Dass diese Inhalte gefragt sind, zeigt die TH Aschaffenburg. Dort startete bereits im Oktober 2020 der erste Jahrgang mit etwa 50 Studenten in das Fach Digitales Immobilienmanagement, das ganz ähnliche Inhalte bietet. „Die Nachfrage nach Studienplätzen im neuen Bachelorstudiengang war sehr hoch für einen erstmalig angebotenen Studiengang“, berichtet die Hochschule. Für den Studiengang wurde extra eine neue Professorin berufen. Sabrina Schork bringt neben einem Diplom in Betriebswirtschaft auch eine Ausbildung zum Creative Leader, Business Coach, in Scrum und als Design Thinking Coach mit. An anderen Hochschulen bilden sich Dozenten ständig fort, um die digitalen Themen in ihren Unterricht aufnehmen zu können. Dabei stehen sie in regelmäßigem Austausch mit Studenten und Unternehmen. Einzelne Seminare werden zum Teil auch von IT-Experten konzipiert und gehalten.

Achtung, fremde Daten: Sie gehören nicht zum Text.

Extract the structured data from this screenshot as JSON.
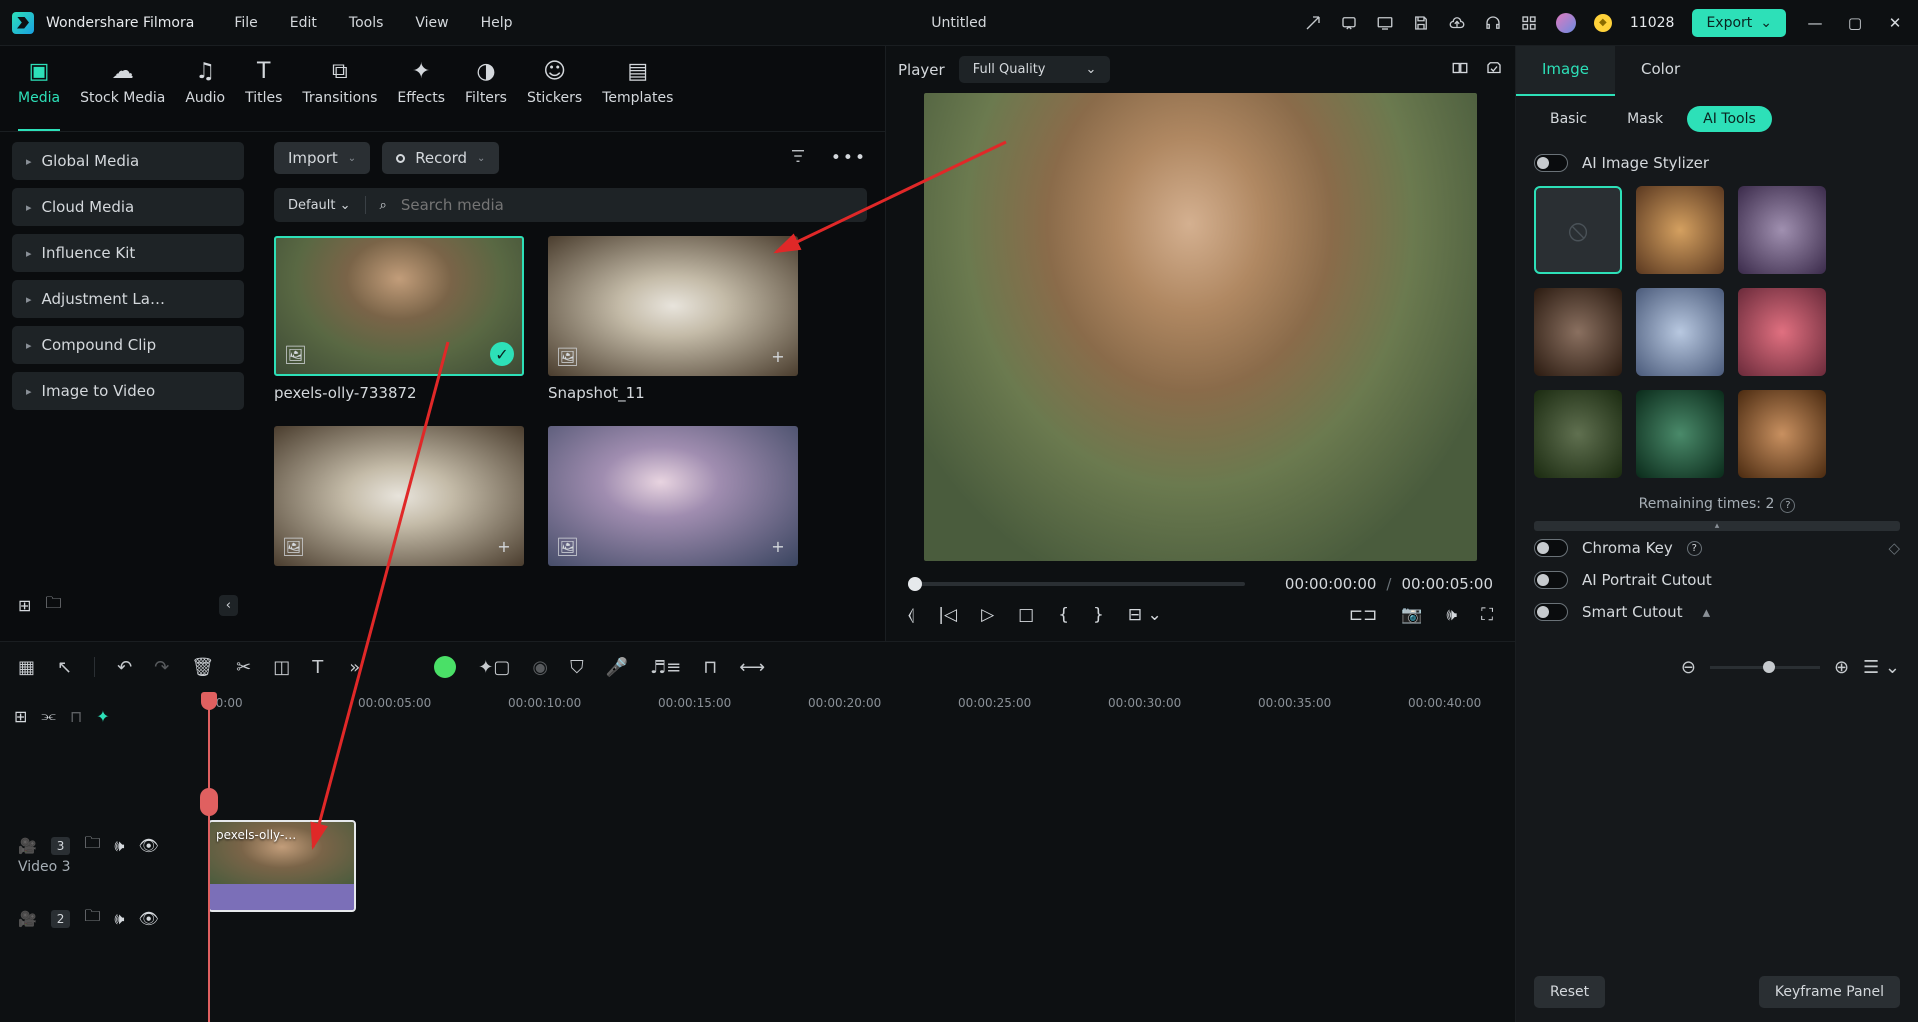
{
  "app": {
    "name": "Wondershare Filmora",
    "document": "Untitled",
    "points": "11028",
    "export": "Export"
  },
  "menu": [
    "File",
    "Edit",
    "Tools",
    "View",
    "Help"
  ],
  "nav_tabs": [
    {
      "label": "Media",
      "active": true
    },
    {
      "label": "Stock Media"
    },
    {
      "label": "Audio"
    },
    {
      "label": "Titles"
    },
    {
      "label": "Transitions"
    },
    {
      "label": "Effects"
    },
    {
      "label": "Filters"
    },
    {
      "label": "Stickers"
    },
    {
      "label": "Templates"
    }
  ],
  "sidebar": {
    "items": [
      "Global Media",
      "Cloud Media",
      "Influence Kit",
      "Adjustment La…",
      "Compound Clip",
      "Image to Video"
    ]
  },
  "browser": {
    "import": "Import",
    "record": "Record",
    "sort": "Default",
    "search_placeholder": "Search media",
    "thumbs": [
      {
        "label": "pexels-olly-733872",
        "selected": true,
        "kind": "portrait"
      },
      {
        "label": "Snapshot_11",
        "selected": false,
        "kind": "dog"
      },
      {
        "label": "",
        "selected": false,
        "kind": "dog"
      },
      {
        "label": "",
        "selected": false,
        "kind": "snap"
      }
    ]
  },
  "preview": {
    "label": "Player",
    "quality": "Full Quality",
    "time_current": "00:00:00:00",
    "time_total": "00:00:05:00"
  },
  "inspector": {
    "tabs": [
      {
        "label": "Image",
        "active": true
      },
      {
        "label": "Color"
      }
    ],
    "subtabs": [
      {
        "label": "Basic"
      },
      {
        "label": "Mask"
      },
      {
        "label": "AI Tools",
        "active": true
      }
    ],
    "ai_stylizer": "AI Image Stylizer",
    "remaining": "Remaining times: 2",
    "chroma": "Chroma Key",
    "portrait": "AI Portrait Cutout",
    "smart": "Smart Cutout",
    "reset": "Reset",
    "keyframe": "Keyframe Panel"
  },
  "timeline": {
    "ticks": [
      "00:00",
      "00:00:05:00",
      "00:00:10:00",
      "00:00:15:00",
      "00:00:20:00",
      "00:00:25:00",
      "00:00:30:00",
      "00:00:35:00",
      "00:00:40:00"
    ],
    "tracks": [
      {
        "name": "Video 3",
        "badge": "3"
      },
      {
        "name": "",
        "badge": "2"
      }
    ],
    "clip_label": "pexels-olly-…"
  }
}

Vorgängerstudiengänge werden an den Hochschulen zwar nicht durch die neuen mit digitalem Schwerpunkt ersetzt. Aber in Aschaffenburg sei jetzt schon klar, dass die Studenten des in Leben gerufenen Studiengangs bei potenziellen Arbeitgebern begehrt sind. Sprecherin Heike Spielberger berichtet von Nachfragen und Interesse von Immobilieninvestoren, -managern, -dienstleistern und Proptechs. Sie erhoffen sich, dass die Studenten nach dem Abschluss fit darin sind, Technologien für Gebäude und immobilienwirtschaftliche Prozesse zu beurteilen und agil arbeiten können.